Frieden (1) provides us with the most compelling reason to leverage data that is routinely collected in the process of care: “For much, and perhaps most of medical practice, RCT-based data are lacking and no RCT is being planned or is likely to be completed to provide evidence for action. … [It] leaves practitioners with large information gaps for most conditions and increases reliance on clinical lore.” With over 90% of care providers in the United States now using an electronic health record (EHR) system, health data are being collected at a scale (exabytes), resolution (up to 500 Hz), and levels of heterogeneity, which are historically unprecedented (2). The sheer magnitude of such data can leverage population data and facilitate the application of advanced algorithmic techniques which were previously not feasible due to small sample sizes (e.g., for deep learning).

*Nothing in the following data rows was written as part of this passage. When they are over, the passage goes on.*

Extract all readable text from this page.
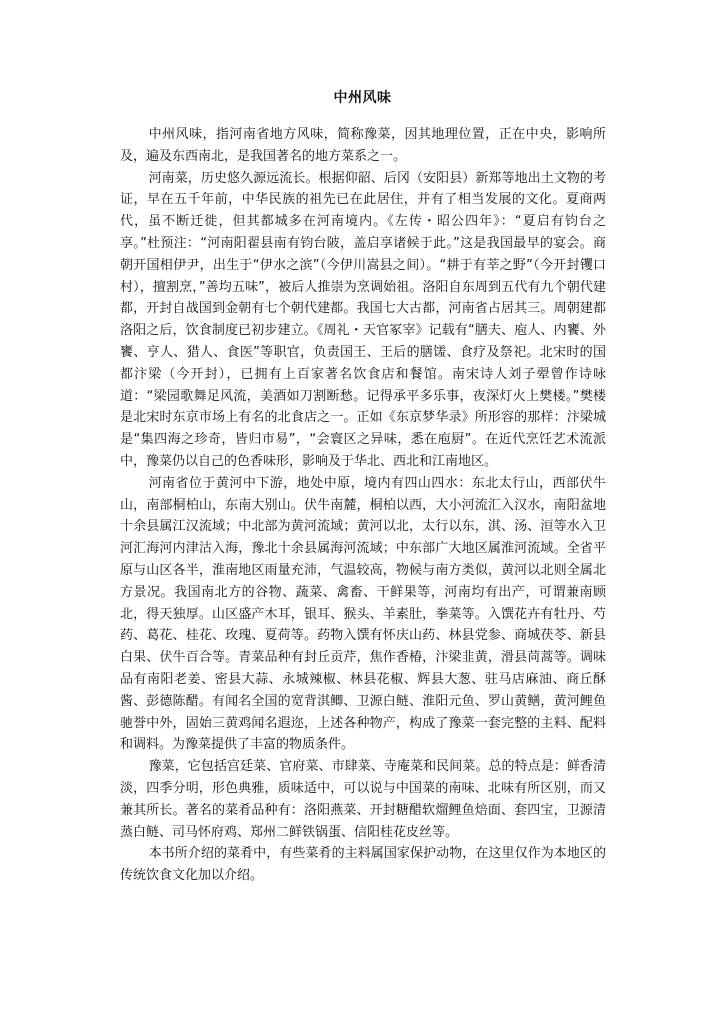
中州风味

中州风味，指河南省地方风味，简称豫菜，因其地理位置，正在中央，影响所及，遍及东西南北，是我国著名的地方菜系之一。

河南菜，历史悠久源远流长。根据仰韶、后冈（安阳县）新郑等地出土文物的考证，早在五千年前，中华民族的祖先已在此居住，并有了相当发展的文化。夏商两代，虽不断迁徙，但其都城多在河南境内。《左传・昭公四年》：“夏启有钧台之享。”杜预注：“河南阳翟县南有钧台陂，盖启享诸候于此。”这是我国最早的宴会。商朝开国相伊尹，出生于“伊水之滨”（今伊川嵩县之间）。“耕于有莘之野”（今开封䦆口村），擅割烹，”善均五味”，被后人推崇为烹调始祖。洛阳自东周到五代有九个朝代建都，开封自战国到金朝有七个朝代建都。我国七大古都，河南省占居其三。周朝建都洛阳之后，饮食制度已初步建立。《周礼・天官冢宰》记载有“膳夫、庖人、内饔、外饔、亨人、猎人、食医”等职官，负责国王、王后的膳馐、食疗及祭祀。北宋时的国都汴梁（今开封），已拥有上百家著名饮食店和餐馆。南宋诗人刘子翚曾作诗咏道：“梁园歌舞足风流，美酒如刀割断愁。记得承平多乐事，夜深灯火上樊楼。”樊楼是北宋时东京市场上有名的北食店之一。正如《东京梦华录》所形容的那样：汴梁城是“集四海之珍奇，皆归市易”，“会寰区之异味，悉在庖厨”。在近代烹饪艺术流派中，豫菜仍以自己的色香味形，影响及于华北、西北和江南地区。

河南省位于黄河中下游，地处中原，境内有四山四水：东北太行山，西部伏牛山，南部桐柏山，东南大别山。伏牛南麓，桐柏以西，大小河流汇入汉水，南阳盆地十余县属江汉流域；中北部为黄河流域；黄河以北，太行以东，淇、汤、洹等水入卫河汇海河内津沽入海，豫北十余县属海河流域；中东部广大地区属淮河流域。全省平原与山区各半，淮南地区雨量充沛，气温较高，物候与南方类似，黄河以北则全属北方景况。我国南北方的谷物、蔬菜、禽畜、干鲜果等，河南均有出产，可谓兼南顾北，得天独厚。山区盛产木耳，银耳、猴头、羊素肚，拳菜等。入馔花卉有牡丹、芍药、葛花、桂花、玫瑰、夏荷等。药物入馔有怀庆山药、林县党参、商城茯苓、新县白果、伏牛百合等。青菜品种有封丘贡芹，焦作香椿，汴梁韭黄，滑县苘蒿等。调味品有南阳老姜、密县大蒜、永城辣椒、林县花椒、辉县大葱、驻马店麻油、商丘酥酱、彭德陈醋。有闻名全国的宽背淇鲫、卫源白鲢、淮阳元鱼、罗山黄鳝，黄河鲤鱼驰誉中外，固始三黄鸡闻名遐迩，上述各种物产，构成了豫菜一套完整的主料、配料和调料。为豫菜提供了丰富的物质条件。

豫菜，它包括宫廷菜、官府菜、市肆菜、寺庵菜和民间菜。总的特点是：鲜香清淡，四季分明，形色典雅，质味适中，可以说与中国菜的南味、北味有所区别，而又兼其所长。著名的菜肴品种有：洛阳燕菜、开封糖醋软熘鲤鱼焙面、套四宝，卫源清蒸白鲢、司马怀府鸡、郑州二鲜铁锅蛋、信阳桂花皮丝等。

本书所介绍的菜肴中，有些菜肴的主料属国家保护动物，在这里仅作为本地区的传统饮食文化加以介绍。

Indeed, recent investigations have reported impressive performances using algorithms to automate the diagnosis of skin cancers (3) and diabetic retinopathy (4). Critically ill patients are an ideal population for clinical database investigations because while the data from ICUs are extensive, the value of many treatments and interventions remains largely unproven, and high-quality studies supporting or discouraging specific practices are relatively sparse (5). The data-rich ICU environment provides a potential area for uses of artificial intelligence (AI), a highly data-dependent entity (6).

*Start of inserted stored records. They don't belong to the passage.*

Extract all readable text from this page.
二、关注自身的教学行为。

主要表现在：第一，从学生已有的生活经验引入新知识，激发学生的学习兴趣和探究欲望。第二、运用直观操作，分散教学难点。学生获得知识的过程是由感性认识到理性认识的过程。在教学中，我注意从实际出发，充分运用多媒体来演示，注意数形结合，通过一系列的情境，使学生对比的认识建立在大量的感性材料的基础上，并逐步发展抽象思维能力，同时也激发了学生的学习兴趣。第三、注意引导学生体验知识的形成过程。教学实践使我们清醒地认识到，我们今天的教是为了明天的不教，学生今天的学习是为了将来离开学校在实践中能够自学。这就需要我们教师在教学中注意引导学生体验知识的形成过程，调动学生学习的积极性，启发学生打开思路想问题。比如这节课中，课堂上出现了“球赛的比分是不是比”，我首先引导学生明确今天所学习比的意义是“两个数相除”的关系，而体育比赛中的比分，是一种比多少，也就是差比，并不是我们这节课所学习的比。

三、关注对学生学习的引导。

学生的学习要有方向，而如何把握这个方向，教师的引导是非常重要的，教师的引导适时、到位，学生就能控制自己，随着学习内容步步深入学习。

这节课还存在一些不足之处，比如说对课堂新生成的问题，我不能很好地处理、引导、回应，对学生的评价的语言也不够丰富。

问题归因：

In this issue of Critical Care Medicine, Sottile et al (7) expand the scope of big data and machine learning (a current application of AI) to the realm of ventilator dyssynchrony (VD) in ventilated patients with and at risk for acute respiratory distress syndrome. In this small, single-center prospective analysis, the authors explored the association between VD, delivered tidal volumes, and level of sedation in 62 patients meeting inclusion criteria. After analysis of 4.26 million breaths, the majority of which occurred in a proprietary mode delivered by a specific ventilator, the authors observed that compared with synchronous breaths, high tidal volume breaths (defined as > 10/kg) were significantly more likely to be delivered with double triggered or flow-limited breaths. Nonsynchronous breaths were observed in 34% of observed breaths. The rate of nonsynchronous breaths was decreased with deep sedation; however, only neuromuscular blockade led to complete elimination.

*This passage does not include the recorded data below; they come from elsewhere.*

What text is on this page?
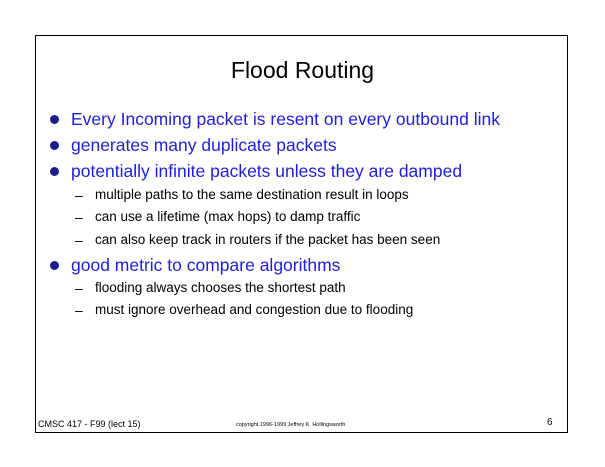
Flood Routing
Every Incoming packet is resent on every outbound link
generates many duplicate packets
potentially infinite packets unless they are damped
– multiple paths to the same destination result in loops
– can use a lifetime (max hops) to damp traffic
– can also keep track in routers if the packet has been seen
good metric to compare algorithms
– flooding always chooses the shortest path
– must ignore overhead and congestion due to flooding
CMSC 417 - F99 (lect 15)	copyright 1996-1999 Jeffrey K. Hollingsworth	6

The results described by Sottile et al (7) must be interpreted with caution and analyzed in the context of the study design. This preliminary hypothesis-generating study used a novel algorithm to detect VD; however, the generalizability and clinical implications of these findings are unknown. The clinical impact of VD as well as the impact of infrequent high tidal volume breaths in the era of low tidal volume ventilation is not well known. Some authors have suggested that infrequent high-volume breaths may even be protective by promoting sustained alveolar recruitment (8, 9). Furthermore, the impact of ventilator mode, sedation level, and rate and type of VD needs to be examined. A large majority of the breaths analyzed were in adaptive pressure ventilation/controlled mandatory ventilation, one particular and proprietary mode of ventilation, so that extrapolation of these findings to other modes and models of ventilator are unknown. Other studies have demonstrated that altering ventilator mode and settings is a superior option to increased sedation in the reduction of VD (10, 11).
The authors noted (in the supplementary materials in [7]) that a nonuniform patient recruitment process occurred during the study because of unavoidable logistical issues. A careful examination of how this could have affected the makeup of the patient cohort was performed in order to address concerns that bias might have been introduced by feeding the model with data from a select group of patients for training.